1. Sync the Active Directory with BPOS
This sets up a one way synchronization between your Active Directory, and your BPOS Active directory. To be sure these are 2 different directories, and this just allows for simple user maintenance in the cloud. This step is not required for operation, but it is required for mailbox migration. One annoyance here – the synchronization tool must run on a domain joined Windows server running a 32 bit (!!!) OS. Since I only have 64 bit server set up, I had to spin up a new one. Ultimately, I would hope this was replaced by some sort of claims based model.
2. Set up your domain records
There are a number of steps here that are well documented in the setup section.

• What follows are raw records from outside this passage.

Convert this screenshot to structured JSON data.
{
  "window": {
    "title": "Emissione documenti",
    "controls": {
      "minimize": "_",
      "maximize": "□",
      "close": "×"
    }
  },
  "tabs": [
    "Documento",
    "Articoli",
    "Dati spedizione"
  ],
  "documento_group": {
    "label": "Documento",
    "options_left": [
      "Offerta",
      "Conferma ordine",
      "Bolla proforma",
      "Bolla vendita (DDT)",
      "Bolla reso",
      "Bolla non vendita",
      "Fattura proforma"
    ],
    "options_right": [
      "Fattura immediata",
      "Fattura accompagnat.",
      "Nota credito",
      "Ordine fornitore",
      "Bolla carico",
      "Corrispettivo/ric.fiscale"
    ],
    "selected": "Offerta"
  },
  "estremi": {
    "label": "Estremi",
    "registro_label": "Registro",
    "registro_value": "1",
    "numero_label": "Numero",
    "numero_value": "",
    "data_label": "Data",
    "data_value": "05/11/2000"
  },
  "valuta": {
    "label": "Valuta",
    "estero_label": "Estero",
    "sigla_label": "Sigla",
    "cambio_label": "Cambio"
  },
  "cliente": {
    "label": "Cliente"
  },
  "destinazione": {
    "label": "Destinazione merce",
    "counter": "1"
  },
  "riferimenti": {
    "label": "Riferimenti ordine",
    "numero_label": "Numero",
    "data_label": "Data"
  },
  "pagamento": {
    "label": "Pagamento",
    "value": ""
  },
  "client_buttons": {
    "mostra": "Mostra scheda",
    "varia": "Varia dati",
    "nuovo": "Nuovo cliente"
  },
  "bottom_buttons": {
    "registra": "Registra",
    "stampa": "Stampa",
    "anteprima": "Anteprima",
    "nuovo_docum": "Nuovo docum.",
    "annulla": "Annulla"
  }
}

These steps will allow your Outlook clients to auto discover your hosted Exchange mailboxes.
3. Migrate mailboxes
There is a tool that sets all of the appropriate user records, migrates mailbox content, and sets up email forwarding for the migrated users. It’s a VERY good idea to clean up all of your old junk before migrating. I, of course didn’t. That said, my largest mailbox (~2GB) took only about 6 hours to migrate. During the migration period, mail is still delivered to the on premises server, and it is kept both locally and in the cloud for migrated users. If a migration fails, it can be rerun and will pick up from where it left off. Once a user is migrated, and tested to be working, you use the tool to remove the mailbox from the on premises server, which will also remove forwarding. All mail will be delivered to the hosted mailbox.
3.5. Optionally, set up handheld connections to the hosted mailboxes.
4. Set Domain Records
Once all mailboxes have been migrated, set your domain’s MX record to now point to the hosted server, and use the administration portal to set it as authoritative, and to allow incoming mail. Once this is done there will be a lag while the changes propagate through the internet. Mail will not flow for a period of time, so don’t be alarmed.
5. Shut down your on premises Exchange server
…and rest peacefully.
Performance on the BPOS system has been great, and there appear to be no capacity issues. The per user mailbox limit can be set on a per person basis and the maximum is 25 GB. My mailbox is less than 2GB, and I do next to nothing to keep it cleaned out.
The only potential problem I see with it is integration. The Hosted server IS out in the cloud in a different domain, and therefore can’t reach back into the internal systems when necessary. For example, if running in a coexistence mode, free/busy time searches won’t work between the two groups of users. Also, on premises servers that need to send email won’t be able to use the hosted server to do so. Again, I hope that the promise of claims based authentication will help to alleviate these issues going forward.
BPOS is still using the 2007 Suite of products… Exchange 2007 and SharePoint 2007. They are slated to be moved to 2010 this fall, and I’m anxious to see what that will bring. When I know, I’ll certainly be posting back here.
I’m very happy with the results I’ve achieve, and heartily recommend it to any small-medium sized business. In fact, given the cost savings that can be achieved, I can’t see any reason why you wouldn’t want to go this route.